One of the original design goals of the iPhone was to try and do away with the whole concept of “files”. Each app was supposed to have its own special way of storing its data, and if that data needed to be made available to another app – for example, if you wanted to attach it to an email – the user would be expected to “share” the document with the email app.
That’s a very different proposition to the PC, where we expect to store data in discrete files within folders. So, we might write a document in Word, save it as a file within a folder, go over to our email app, and open up that folder and select the file to attach it. Apple looks at the world as apps first, files second – the PC look at the world as files first, software second.
The metaphor we use for the PC dates back 50 years to the original work done at Xerox PARC in the early 1970s where the engineers there decided to take the concepts of the desktop, filing cabinet, folders, and files, and present those as abstract concepts within their computer software. Very early computer interfaces would show drives pictographically as either entire filing cabinets or drawers within those cabinets. Fast forward to 2020 and we’re so used to storing data electronically that physical filing cabinets, folders, and even printouts and hardcopies seem archaic.
(Mind you, I’m writing this in Microsoft Word and at the top of the screen is a rendering of a 3.5” disk used for a save icon – floppy disk drives haven’t been a standard feature of PCs for over 15 years.)
Over time, we’ve learned to use network drives to store our organisation’s documents – first by using a file server within the office, and more commonly now to use some sort of cloud-based file system. When businesses transfer their files from local file servers over to the cloud, they tend to “lift and shift” the whole lot, rather than thinking about adjusting the paradigm as part of that work. It’s helpful to move the data over to the cloud – because it lets anyone work anywhere – but we’re doing ourselves a disservice to just limit that operation to “putting the files somewhere else”.
An important shift that is often not recognised with regards to storing files in the cloud is that it allows for people external to the organisation to be given (controlled) access to those files as well. Most organisations end up with a set of files that can be regarded as a sprawling mess of data, spanning hundreds of thousands of files over tens of thousands of files, all of which needs to be backed up, navigated, and – in the case of GDPR – carefully pruned in line with data retention policies and legislation. What we see now is an appetite for creating “project spaces” that are created for a certain, discrete activities, where people internal to and external to the organisation can be invited in to collaborate. These projects can be for things like setting budgets, putting together a new marketing campaign, investigating an operational issue, planning to acquire a competitor – anything and everything the business may do as discrete chunks of work.

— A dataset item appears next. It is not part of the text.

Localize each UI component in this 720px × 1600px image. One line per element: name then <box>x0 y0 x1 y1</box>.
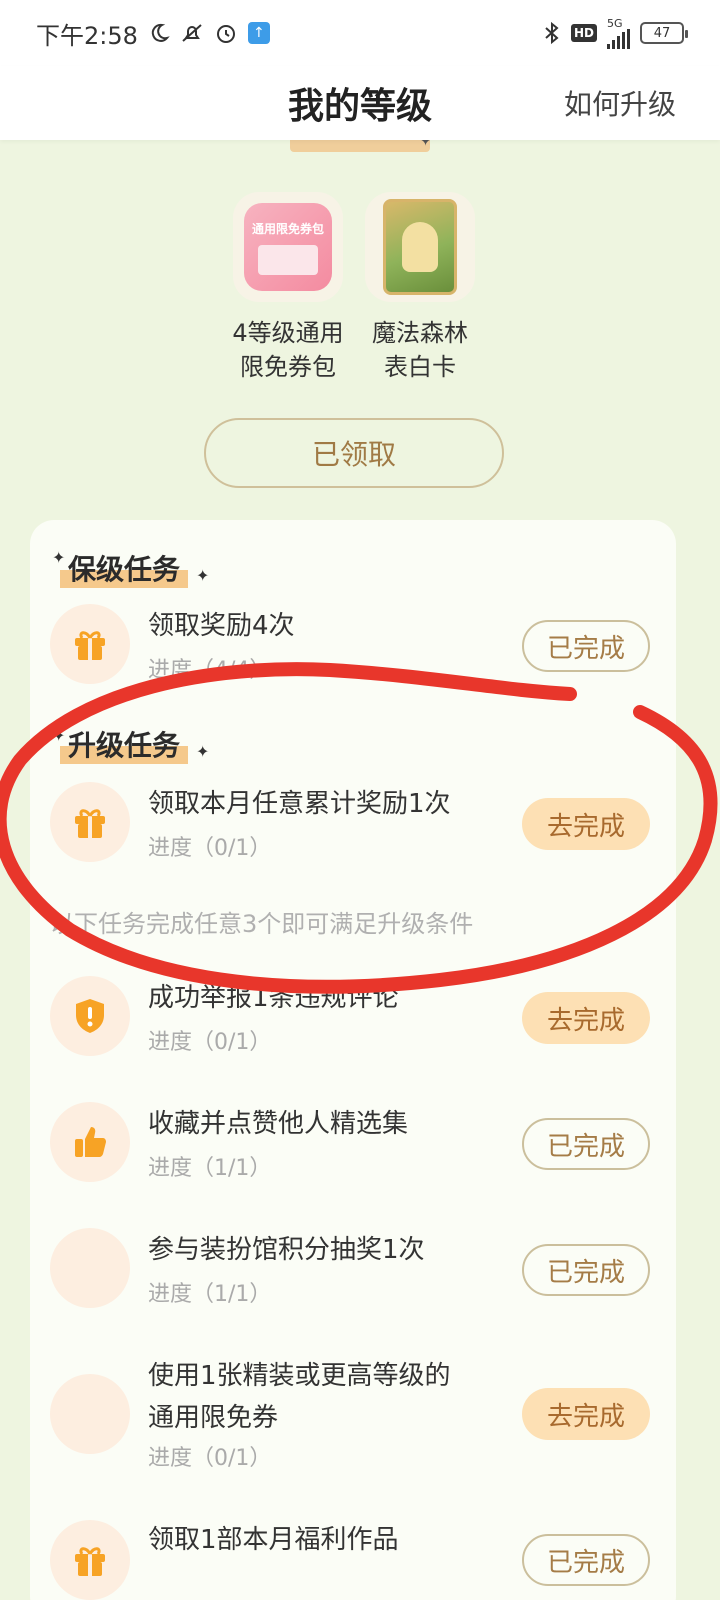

All of those projects have files, but they also have other “artefacts” that can be lumped together around that activity. In the old world, how this might work is that you create a shared folder on a drive, and then use email to talk about the project, and also use email to send documents to project team members. If the team member was external, you might send them the whole file – if they were internal, hopefully you just sent them a link, but oftentimes attachments would get sent around via email here as well.